COVID-19 cases in the U.S. are mainly detected by highly specific molecular testing, not antibody testing

The number of COVID-19 cases in the U.S. is a combination of both confirmed and probable cases. Confirmed cases are detected by highly specific molecular testing for SARS-CoV-2, whereas probable cases may involve antibody testing in part. It is correct that antibody testing is prone to false-positives, because such tests may also detect antibodies against other coronaviruses besides SARS-CoV-2, such as those that cause the common cold. However, the breakdown of COVID-19 case numbers clearly shows that confirmed cases, rather than probable cases, comprise the bulk of COVID-19 cases.

Internet memes based on hearsay claim that hospital laboratories falsify COVID-19 tests to inflate numbers without evidence

There is no evidence that hospital laboratories have falsified the number of COVID-19 positives. While false-positives can occur, experts agree that they are a rare event. On the contrary, false-negatives are hard to control as they can be due to many different factors. Failing to correctly identify infected people may favor the spreading of the disease and constitute a public health risk.
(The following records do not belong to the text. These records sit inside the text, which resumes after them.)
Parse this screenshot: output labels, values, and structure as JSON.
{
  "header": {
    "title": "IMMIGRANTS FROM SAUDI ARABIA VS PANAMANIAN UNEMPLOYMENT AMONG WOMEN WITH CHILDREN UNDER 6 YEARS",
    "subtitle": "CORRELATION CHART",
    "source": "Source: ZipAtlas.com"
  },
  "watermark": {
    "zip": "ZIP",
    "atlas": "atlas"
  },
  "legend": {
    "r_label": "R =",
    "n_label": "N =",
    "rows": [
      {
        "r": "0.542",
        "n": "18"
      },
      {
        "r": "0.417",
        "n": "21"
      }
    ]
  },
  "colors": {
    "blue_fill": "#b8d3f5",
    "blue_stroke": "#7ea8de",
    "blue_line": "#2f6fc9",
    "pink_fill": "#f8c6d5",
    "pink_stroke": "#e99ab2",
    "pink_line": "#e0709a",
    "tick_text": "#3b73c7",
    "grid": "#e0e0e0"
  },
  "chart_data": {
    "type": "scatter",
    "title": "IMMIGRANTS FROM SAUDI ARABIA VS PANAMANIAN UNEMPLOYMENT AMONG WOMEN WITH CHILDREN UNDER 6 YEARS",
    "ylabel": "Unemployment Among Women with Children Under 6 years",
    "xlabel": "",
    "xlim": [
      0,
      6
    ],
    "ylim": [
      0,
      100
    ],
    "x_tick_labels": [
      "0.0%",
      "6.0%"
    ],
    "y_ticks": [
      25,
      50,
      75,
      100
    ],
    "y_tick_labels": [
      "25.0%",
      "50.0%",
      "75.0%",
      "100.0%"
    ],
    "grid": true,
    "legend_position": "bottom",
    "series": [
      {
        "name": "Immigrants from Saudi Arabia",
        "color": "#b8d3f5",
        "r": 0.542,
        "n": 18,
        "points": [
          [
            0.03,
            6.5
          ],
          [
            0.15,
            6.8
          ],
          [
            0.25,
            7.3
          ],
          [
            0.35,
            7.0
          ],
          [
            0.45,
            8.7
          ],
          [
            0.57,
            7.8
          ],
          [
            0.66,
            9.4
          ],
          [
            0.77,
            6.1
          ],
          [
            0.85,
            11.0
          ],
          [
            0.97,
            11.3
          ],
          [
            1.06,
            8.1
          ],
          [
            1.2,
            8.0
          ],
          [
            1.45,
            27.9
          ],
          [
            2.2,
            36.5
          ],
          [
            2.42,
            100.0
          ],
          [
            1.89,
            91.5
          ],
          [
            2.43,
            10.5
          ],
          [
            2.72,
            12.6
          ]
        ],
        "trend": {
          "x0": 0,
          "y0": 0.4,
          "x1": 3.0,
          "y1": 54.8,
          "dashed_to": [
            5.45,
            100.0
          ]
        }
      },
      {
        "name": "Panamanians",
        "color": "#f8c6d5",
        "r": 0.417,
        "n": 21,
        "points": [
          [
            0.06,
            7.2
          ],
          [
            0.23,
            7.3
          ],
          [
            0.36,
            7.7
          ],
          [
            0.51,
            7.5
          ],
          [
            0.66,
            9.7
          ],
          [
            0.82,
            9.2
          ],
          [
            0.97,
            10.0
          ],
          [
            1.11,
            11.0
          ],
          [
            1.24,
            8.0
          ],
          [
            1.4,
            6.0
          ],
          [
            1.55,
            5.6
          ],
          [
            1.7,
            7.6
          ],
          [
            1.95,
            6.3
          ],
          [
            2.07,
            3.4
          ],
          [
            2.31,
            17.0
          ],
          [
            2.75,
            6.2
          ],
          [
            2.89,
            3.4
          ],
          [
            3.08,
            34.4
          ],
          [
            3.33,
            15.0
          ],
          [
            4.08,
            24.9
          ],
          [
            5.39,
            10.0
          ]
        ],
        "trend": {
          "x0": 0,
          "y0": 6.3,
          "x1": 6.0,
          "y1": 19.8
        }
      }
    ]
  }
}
Contrary to popular claim on social media, RNA vaccines do not alter our DNA

Previous studies have demonstrated that RNA vaccines are generally safe. Studies examining the potential integration of nucleic acid vaccines into DNA have shown that RNA from a vaccine does not alter DNA. RNA from a vaccine is also very unlikely to cause autoimmunity, as RNA is very short-lived, being quickly degraded by cells after it has been used to make a protein, hence RNA does not persist long enough to cause autoimmune disorders, which are chronic in nature. In fact, some nucleic acid vaccines are being developed to treat autoimmune diseases.